Reporter: Hikma Dirgantara | Editor: Herlina Kartika Dewi
KONTAN.CO.ID - JAKARTA. The Fed resmi menaikkan suku bunga acuan sebesar 75 bps pada pekan lalu sebagai upaya meredam laju inflasi Amerika Serikat. Tak berselang lama, berbagai bank sentral global lainnya juga ikut menaikkan suku bunga masing-masing.
Sementara di Indonesia, inflasi domestik yang masih terjaga membuat Bank Indonesia diperkirakan tidak perlu terburu-buru menaikkan suku bunga BI7DRR. Namun, cepat atau lambat, BI akan mengikuti tren menaikkan suku bunga acuan.
Dengan tren kenaikan suku bunga, CEO Edvisor.id Praska Putrantyo melihat ke depannya pasar keuangan, terutama di pasar saham dan obligasi, diperkirakan masih akan fluktuatif dengan kecenderungan mengalami tekanan.
Hal ini dikarenakan respon investor terhadap kebijakan moneter yang agresif dari The Fed bisa berdampak ke negara berkembang, seperti Indonesia.

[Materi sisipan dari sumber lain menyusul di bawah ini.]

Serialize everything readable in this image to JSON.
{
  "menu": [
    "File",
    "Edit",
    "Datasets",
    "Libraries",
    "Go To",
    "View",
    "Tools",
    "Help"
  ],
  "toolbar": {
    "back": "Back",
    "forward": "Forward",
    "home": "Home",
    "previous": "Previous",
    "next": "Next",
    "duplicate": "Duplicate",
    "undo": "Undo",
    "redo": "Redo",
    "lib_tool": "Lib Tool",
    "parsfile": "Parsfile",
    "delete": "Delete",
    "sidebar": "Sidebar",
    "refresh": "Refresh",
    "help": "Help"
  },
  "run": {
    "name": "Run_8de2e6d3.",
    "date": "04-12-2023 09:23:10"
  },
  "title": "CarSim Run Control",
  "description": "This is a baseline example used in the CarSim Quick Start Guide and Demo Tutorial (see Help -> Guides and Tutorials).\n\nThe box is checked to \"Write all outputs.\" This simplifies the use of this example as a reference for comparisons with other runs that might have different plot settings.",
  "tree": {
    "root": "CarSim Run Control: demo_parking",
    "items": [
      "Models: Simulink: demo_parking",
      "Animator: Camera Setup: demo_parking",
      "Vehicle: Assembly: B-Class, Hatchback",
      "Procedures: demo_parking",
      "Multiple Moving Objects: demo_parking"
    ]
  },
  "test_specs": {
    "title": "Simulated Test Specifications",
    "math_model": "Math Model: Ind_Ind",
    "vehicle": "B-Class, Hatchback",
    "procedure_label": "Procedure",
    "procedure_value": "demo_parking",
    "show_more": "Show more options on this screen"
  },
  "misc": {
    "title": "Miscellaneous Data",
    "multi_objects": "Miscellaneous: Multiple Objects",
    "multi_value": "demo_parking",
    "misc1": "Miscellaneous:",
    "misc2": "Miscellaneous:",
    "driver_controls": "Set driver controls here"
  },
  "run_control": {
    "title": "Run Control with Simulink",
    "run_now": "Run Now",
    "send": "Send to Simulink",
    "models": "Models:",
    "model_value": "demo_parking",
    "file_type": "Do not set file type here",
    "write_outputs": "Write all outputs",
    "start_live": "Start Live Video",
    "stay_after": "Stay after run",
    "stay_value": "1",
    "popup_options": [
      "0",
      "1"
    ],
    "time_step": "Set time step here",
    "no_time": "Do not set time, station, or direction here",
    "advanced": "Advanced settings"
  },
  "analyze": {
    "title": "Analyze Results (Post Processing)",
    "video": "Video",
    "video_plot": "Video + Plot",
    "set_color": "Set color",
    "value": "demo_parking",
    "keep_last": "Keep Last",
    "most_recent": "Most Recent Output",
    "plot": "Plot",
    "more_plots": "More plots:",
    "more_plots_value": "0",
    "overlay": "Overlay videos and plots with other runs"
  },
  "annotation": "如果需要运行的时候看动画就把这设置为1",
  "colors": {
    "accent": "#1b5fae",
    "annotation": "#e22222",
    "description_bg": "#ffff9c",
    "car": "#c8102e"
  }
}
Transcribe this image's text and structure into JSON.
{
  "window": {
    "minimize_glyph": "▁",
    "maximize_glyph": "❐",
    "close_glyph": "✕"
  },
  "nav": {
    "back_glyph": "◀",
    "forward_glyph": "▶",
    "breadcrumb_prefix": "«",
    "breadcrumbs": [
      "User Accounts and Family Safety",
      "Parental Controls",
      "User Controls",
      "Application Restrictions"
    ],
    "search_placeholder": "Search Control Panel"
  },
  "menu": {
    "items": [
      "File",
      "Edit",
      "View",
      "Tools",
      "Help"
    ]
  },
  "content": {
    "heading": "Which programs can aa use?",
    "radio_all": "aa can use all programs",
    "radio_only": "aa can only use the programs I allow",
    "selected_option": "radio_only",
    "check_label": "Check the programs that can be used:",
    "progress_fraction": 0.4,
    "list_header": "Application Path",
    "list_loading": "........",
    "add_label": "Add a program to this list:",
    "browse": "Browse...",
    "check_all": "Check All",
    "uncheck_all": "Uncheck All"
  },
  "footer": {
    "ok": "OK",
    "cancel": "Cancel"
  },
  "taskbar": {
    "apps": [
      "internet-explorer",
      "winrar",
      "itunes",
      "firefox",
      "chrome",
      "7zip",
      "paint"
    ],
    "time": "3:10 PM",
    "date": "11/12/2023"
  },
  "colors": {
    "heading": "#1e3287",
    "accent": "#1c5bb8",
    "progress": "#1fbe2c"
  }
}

Baca Juga: BI Masih Tahan Suku Bunga, Obligasi Korporasi Tenor Pendek Jadi Pilihan Menarik
“Tak hanya itu, nilai tukar rupiah pun sudah melemah menembus level Rp 14.800 per dolar AS sembari menanti kebijakan suku bunga acuan dari BI di tengah laju inflasi tahunan domestik yang sudah mencapai 3,55% per Mei 2022,” kata Praska kepada Kontan.co.id, Jumat (17/6).
Praska menambahkan, di tengah situasi seperti saat ini, investor sebaiknya memperhatikan rilis data indeks manufaktur dan jasa dari negara-negara maju dan berkembang, seperti AS, Uni Eropa, dan China, Hal ini bisa memberikan gambaran lebih dini mengenai kondisi ekonomi riil.
Selain itu, tren indeks dolar AS dan pergerakan yield US Treasury 10 tahun juga sebaiknya menjadi sentimen yang dipantau investor. Pasalnya, pergerakan keduanya dapat mempengaruhi imbal hasil pasar SBN domestik dan prospek suku bunga acuan.
Walaupun kinerja pasar saham dan SBN diperkirakan cenderung tertekan dalam jangka pendek, namun, secara jangka menengah, dia melihat tekanan akan relatif melandai karena menunggu sentimen dari rilis kinerja emiten di kuartal II-2022.
“Sementara di pasar uang justru diperkirakan positif karena kenaikan suku bunga acuan akan mengerek kenaikan suku bunga pasar uang, seperti deposito perbankan,” imbuh Praska.
Alhasil, Praska melihat saat ini berinvestasi di obligasi korporasi yang memiliki minimal rating A dan fundamental solvabilitas & likuiditas keuangan yang kuat bisa menjadi alternatif.
Sementara di SBN, investor dapat mencermati SBN tenor pendek-menengah karena memiliki risiko fluktuasi harga yang diperkirakan lebih rendah dibanding tenor panjang (di atas 10 tahun).
Baca Juga: Risiko Kredit Perbankan di AS Meningkat Pasca Kenaikan Suku Bunga The Fed
Sementara bagi investor yang berminat di instrumen saham, menurutnya saham-saham yang diuntungkan dengan pemulihan ekonomi serta siklikal bisa jadi pilihan. Misalnya, saham dari sektor perbankan, barang konsumen, peritel, dan komoditas energi.
“Agar bisa tetap mendapatkan kinerja yang optimal, bisa mengatur alokasi portofolio dengan didominasi pada instrumen yang memiliki fitur pendapatan tetap, seperti Deposito dan obligasi tenor pendek-menengah,” terang Praska.
Untuk saat ini, Praska merekomendasikan investor bisa menempatkan dananya sebesar 20% pada instrumen pasar uang, lalu SBN tenor pendek-menengah (di bawah 10 tahun) sebesar 30%, serta pada obligasi korporasi dan saham masing-masing 20% dan 30%.